Then I usually take a lunch break. I tend to give myself 2 hours for this. I mean I'm unemployed WHY NOT? So, yesterday I was craving some sushi, but didn't want to pay a lot for it. So I went to yelp.com (you all should use it) and looked up cheap sushi and found a chain of places called Ru San's which got mixed reviews. Not being a food snob I decided to check it out. I mean they have a $10 all you can eat sushi buffet. That there ladies and gents should have been my first warning.

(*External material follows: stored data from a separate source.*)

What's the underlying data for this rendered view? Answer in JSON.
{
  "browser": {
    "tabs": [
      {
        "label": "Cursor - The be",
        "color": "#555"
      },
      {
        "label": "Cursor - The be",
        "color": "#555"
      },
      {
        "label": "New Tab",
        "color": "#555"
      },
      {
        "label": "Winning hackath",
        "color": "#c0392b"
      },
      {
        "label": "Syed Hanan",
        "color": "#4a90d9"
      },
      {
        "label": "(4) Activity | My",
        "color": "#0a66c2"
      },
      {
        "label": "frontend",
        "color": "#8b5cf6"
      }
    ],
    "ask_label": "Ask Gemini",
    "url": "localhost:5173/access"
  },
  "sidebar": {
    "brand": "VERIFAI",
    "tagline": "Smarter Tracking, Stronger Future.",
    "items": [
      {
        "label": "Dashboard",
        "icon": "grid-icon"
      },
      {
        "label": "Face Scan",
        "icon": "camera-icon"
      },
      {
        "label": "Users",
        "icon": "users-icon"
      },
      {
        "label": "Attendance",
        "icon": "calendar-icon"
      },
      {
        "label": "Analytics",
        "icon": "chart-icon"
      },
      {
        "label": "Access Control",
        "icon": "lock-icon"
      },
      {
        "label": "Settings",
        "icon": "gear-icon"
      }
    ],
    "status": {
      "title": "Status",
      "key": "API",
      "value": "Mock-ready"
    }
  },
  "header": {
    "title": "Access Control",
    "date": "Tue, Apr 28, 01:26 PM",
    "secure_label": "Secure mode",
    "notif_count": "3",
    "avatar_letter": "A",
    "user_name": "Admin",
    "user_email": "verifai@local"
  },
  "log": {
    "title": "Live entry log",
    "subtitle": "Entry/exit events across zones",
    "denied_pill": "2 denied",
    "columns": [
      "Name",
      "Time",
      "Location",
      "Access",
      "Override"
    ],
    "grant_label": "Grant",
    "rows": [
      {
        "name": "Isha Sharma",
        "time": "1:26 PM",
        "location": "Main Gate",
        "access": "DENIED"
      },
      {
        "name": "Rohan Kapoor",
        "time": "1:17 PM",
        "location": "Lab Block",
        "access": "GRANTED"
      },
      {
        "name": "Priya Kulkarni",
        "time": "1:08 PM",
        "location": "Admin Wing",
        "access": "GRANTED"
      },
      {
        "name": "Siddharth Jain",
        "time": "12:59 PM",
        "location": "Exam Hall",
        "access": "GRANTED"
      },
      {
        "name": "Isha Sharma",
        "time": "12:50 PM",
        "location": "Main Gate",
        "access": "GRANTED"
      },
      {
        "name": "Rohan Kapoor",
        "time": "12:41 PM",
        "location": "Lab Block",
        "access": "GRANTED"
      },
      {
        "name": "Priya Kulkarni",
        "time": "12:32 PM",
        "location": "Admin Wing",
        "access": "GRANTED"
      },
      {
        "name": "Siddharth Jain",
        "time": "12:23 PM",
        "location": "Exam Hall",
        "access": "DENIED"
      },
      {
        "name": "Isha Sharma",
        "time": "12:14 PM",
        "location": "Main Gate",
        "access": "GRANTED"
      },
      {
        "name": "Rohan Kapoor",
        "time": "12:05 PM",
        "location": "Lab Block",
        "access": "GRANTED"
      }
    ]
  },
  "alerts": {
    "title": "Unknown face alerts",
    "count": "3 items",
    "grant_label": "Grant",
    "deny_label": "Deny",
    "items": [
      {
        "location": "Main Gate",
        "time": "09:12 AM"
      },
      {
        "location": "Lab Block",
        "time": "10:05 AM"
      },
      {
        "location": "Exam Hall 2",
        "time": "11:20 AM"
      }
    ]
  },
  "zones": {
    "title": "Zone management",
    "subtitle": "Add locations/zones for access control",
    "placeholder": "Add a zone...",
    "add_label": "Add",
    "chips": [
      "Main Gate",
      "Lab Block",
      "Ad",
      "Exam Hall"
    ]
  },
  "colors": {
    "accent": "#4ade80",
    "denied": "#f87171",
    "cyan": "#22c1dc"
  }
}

I arrive at Ru San's and they seat me at the Sushi bar where the sushi artists can stare at me while I eat, which they did. After consuming some dried out, unidentified sushi (I mean even though it was bad I needed to get my $10 worth) and some fried bananas I was getting ready to pay the bill when the oldest sushi master bats his eyes at me and asks my name while the younger sushi sans (I'm totally making this Japanese language stuff up. I hope I'm not offending anyone) giggle (okay they were men, so they didn't exactly giggle). Here's what this guy kinda looked like for those of you who are not visual people:
The older guy then procedes to flirt with me in an old man way and tells me to come back many times. So, at least I can get an old Japanese sushi chef at the world's worst sushi restaurant. I'm feeling really confident about my prospects in the dating world. I wonder if there is a bad Italian restaurant where I could pick up some ragazzi?
What I most appreciate about this post, other than the hilarious use of the term "San," is that it is labeled "dating" first and "food" second. I think you should start writing the lifestyle piece that's at the back of the NY Times Magazine, Sarah.